World famous in Finchley, as The Goons used to say of Neddy Seagoon. Or, as Doug Ford might say, on the other, more retarded hand: ‘Wouldn’t know her if I passed her in the street.’
Who, you might ask? Anne-Marie MacDonald, that’s who. Shows how much I know, fresh as I am off the metaphorical boat. But she is speaking tonight at the Toronto Reference Library on Yonge Street – hosted by Matt Galloway of CBC’s Metro Morning – and we all know him. So it’s a toss-up, who Rob and I have really come to see – but it’s A-M McD who has just published a novel, her first in eleven years. She is also a playwright, actor and broadcaster – they say. Adult Onset, ahem, is the title.
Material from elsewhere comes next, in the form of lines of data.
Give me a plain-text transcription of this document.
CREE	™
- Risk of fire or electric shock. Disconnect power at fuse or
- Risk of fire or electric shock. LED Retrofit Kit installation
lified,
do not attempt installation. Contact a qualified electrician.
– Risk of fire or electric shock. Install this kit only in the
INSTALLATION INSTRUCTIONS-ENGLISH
The performance, when it happens – and it is a performance – is bravura. Our actor/author is a live-wire, a performer, and the bits she reads from her novel are contemporary-urban, funny, all the right laughs and sound-bites. Apparently there is a darker undercurrent to the narrative – drawing on her personal story of coming out as a lesbian, being the mother of two adopted children, etc etc – but this is not included in the reading, though alluded to in conversation.
With the smooth, charming, silver tongued Galloway.
There is a long line-up at the microphone at question time (the room, by the way, is packed). All women. Questions about the craft of writing and the ambivalent feelings some women have about children and motherhood – life and fiction seamlessly blended, as they appear to be in MacDonald’s novel. The biggest laugh is for the last questioner, who gushes at Matt Galloway before lobbing her tennis ball at the author. Everyone applauds, smiles – Galloway, as I said, is a charmer – a rock star.
Clearly, there are lots of people here who are going to buy the book, and enjoy it. No harm in that, and good luck to our writer.
But ‘world famous in Canada’? I guess so. Not sure this product will travel, though. Strikes me as perishable.